Ten days later, Grandfather and associates, higherups and henchmen, visited me at the trogloscene little saferoom where they were hiding me, dusting sweet hands falling jilapi crumbs before spilling bloody talk over Niramish's death. They frowned who would play my replacement business partner. Despite my grief, I bit my tongue: silence is necessary for mastanism/mastani, language to language the same cutthroat ideology. The black economy also has its slavers and supplicants and an owl learns grip and talons over street mice gang little furballs and when to give a hoot.

But for all the braggadocio and machismo promise of the Underground Unnameable Country, the point, friends and enemies, is that Hedayat would be expected to play pawn or at most run the bishop's moves in a long game in our gang's piratical accumulations. Recall, as the story goes: in the beginning Niramish and I paid tithes regularly and easily since we had secured one of the best divisions in the city for dealing black pepper, but we stopped altogether when Niramish began lip-dribbling stones of incomprehensible, when the Electrician started
talking alonethoughts of combustion and exchange belonging to his new associates.

And now Niramish was dead and Grandfather was opening a coffin little box, offering me a cigarillo: a lungful of sweet, second breath harder, and then the room pankha, spin-spin. My temples bloodhardened. Words mounted words in the smoke. Someone dragged a very large covered wagon into the room. The meaning of it all escaped me until they flung back cloth and there sat an elephantine subject, much fatter than Niramish and unlike Niramish because he possessed two well-functioning upper limbs. He sat there twiddling thumbs, awaiting his turn.

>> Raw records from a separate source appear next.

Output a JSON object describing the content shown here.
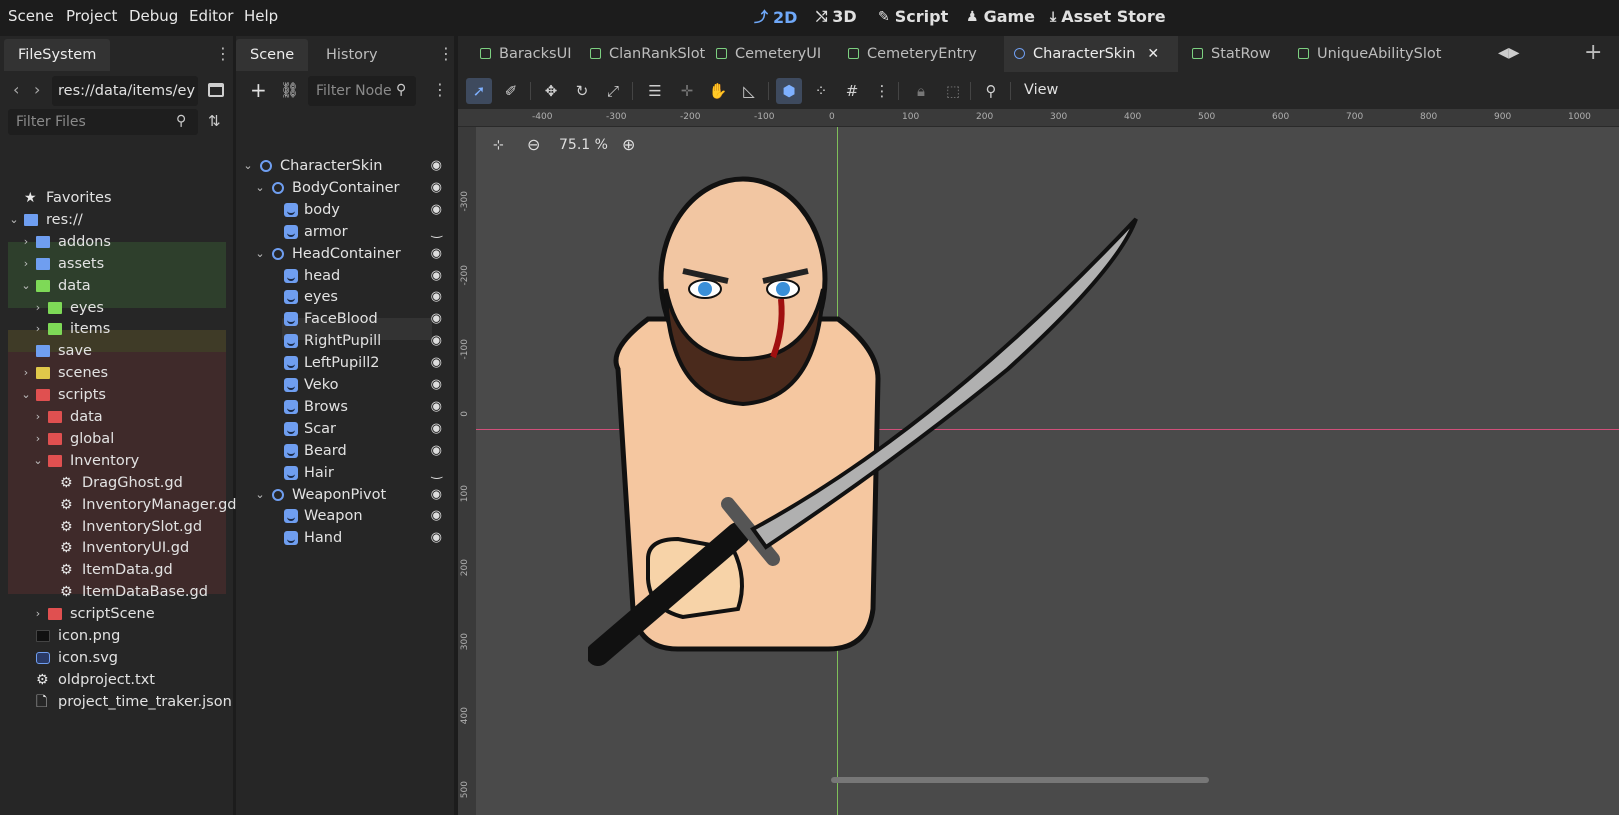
{
  "menu": [
    "Scene",
    "Project",
    "Debug",
    "Editor",
    "Help"
  ],
  "workspaces": [
    {
      "label": "2D",
      "icon": "2d-icon",
      "active": true
    },
    {
      "label": "3D",
      "icon": "3d-icon",
      "active": false
    },
    {
      "label": "Script",
      "icon": "script-icon",
      "active": false
    },
    {
      "label": "Game",
      "icon": "game-icon",
      "active": false
    },
    {
      "label": "Asset Store",
      "icon": "download-icon",
      "active": false
    }
  ],
  "filesystem": {
    "tab": "FileSystem",
    "path": "res://data/items/ey",
    "filter_placeholder": "Filter Files",
    "items": [
      {
        "label": "Favorites",
        "icon": "star-icon"
      },
      {
        "label": "res://",
        "icon": "folder-icon"
      },
      {
        "label": "addons",
        "icon": "folder-icon"
      },
      {
        "label": "assets",
        "icon": "folder-icon"
      },
      {
        "label": "data",
        "icon": "folder-icon"
      },
      {
        "label": "eyes",
        "icon": "folder-icon"
      },
      {
        "label": "items",
        "icon": "folder-icon"
      },
      {
        "label": "save",
        "icon": "folder-icon"
      },
      {
        "label": "scenes",
        "icon": "folder-icon"
      },
      {
        "label": "scripts",
        "icon": "folder-icon"
      },
      {
        "label": "data",
        "icon": "folder-icon"
      },
      {
        "label": "global",
        "icon": "folder-icon"
      },
      {
        "label": "Inventory",
        "icon": "folder-icon"
      },
      {
        "label": "DragGhost.gd",
        "icon": "gear-icon"
      },
      {
        "label": "InventoryManager.gd",
        "icon": "gear-icon"
      },
      {
        "label": "InventorySlot.gd",
        "icon": "gear-icon"
      },
      {
        "label": "InventoryUI.gd",
        "icon": "gear-icon"
      },
      {
        "label": "ItemData.gd",
        "icon": "gear-icon"
      },
      {
        "label": "ItemDataBase.gd",
        "icon": "gear-icon"
      },
      {
        "label": "scriptScene",
        "icon": "folder-icon"
      },
      {
        "label": "icon.png",
        "icon": "image-icon"
      },
      {
        "label": "icon.svg",
        "icon": "svg-icon"
      },
      {
        "label": "oldproject.txt",
        "icon": "gear-icon"
      },
      {
        "label": "project_time_traker.json",
        "icon": "file-icon"
      }
    ]
  },
  "scene": {
    "tabs": [
      "Scene",
      "History"
    ],
    "filter_placeholder": "Filter Node",
    "nodes": [
      {
        "label": "CharacterSkin"
      },
      {
        "label": "BodyContainer"
      },
      {
        "label": "body"
      },
      {
        "label": "armor"
      },
      {
        "label": "HeadContainer"
      },
      {
        "label": "head"
      },
      {
        "label": "eyes"
      },
      {
        "label": "FaceBlood"
      },
      {
        "label": "RightPupill"
      },
      {
        "label": "LeftPupill2"
      },
      {
        "label": "Veko"
      },
      {
        "label": "Brows"
      },
      {
        "label": "Scar"
      },
      {
        "label": "Beard"
      },
      {
        "label": "Hair"
      },
      {
        "label": "WeaponPivot"
      },
      {
        "label": "Weapon"
      },
      {
        "label": "Hand"
      }
    ]
  },
  "doc_tabs": [
    "BaracksUI",
    "ClanRankSlot",
    "CemeteryUI",
    "CemeteryEntry",
    "CharacterSkin",
    "StatRow",
    "UniqueAbilitySlot"
  ],
  "toolbar": {
    "view_label": "View"
  },
  "viewport": {
    "zoom": "75.1 %",
    "ruler_x": [
      "-400",
      "-300",
      "-200",
      "-100",
      "0",
      "100",
      "200",
      "300",
      "400",
      "500",
      "600",
      "700",
      "800",
      "900",
      "1000"
    ],
    "ruler_y": [
      "-300",
      "-200",
      "-100",
      "0",
      "100",
      "200",
      "300",
      "400",
      "500"
    ]
  },
  "colors": {
    "accent": "#6fa8f8",
    "folder_blue": "#6f9ef0",
    "folder_green": "#7ed957",
    "folder_yellow": "#e0c84a",
    "folder_red": "#e05050"
  }
}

Then merdre and kingpsshit, drumroll circus introduction in the midst of mourning: Grandfather bade me shake hands with my new business partner, and I shook hands because what could I/ Grandfather offered me the devilish handshake deal of nothing at all to start with but two marijuana bricks. And my bambacino new psshitgrinning partner merely emitted a contented whine while twiddling thumbs under cloth until they rolled him away. Then, because they respected that I had been Niramish's shadow and knew I was tired of the world, they left me alone to think things over.

At first I didn't like Masoud Rana. No serious-minded goonda I knew carried a flask of Canadian rye wherever he went, while his '66 Datsun, destined to become my street career's ashes to phoenix, emitted the odour of leaded gasoline left me head-throb pull over the car, man, nauseous on green grass side of the road. We started with near-nothing.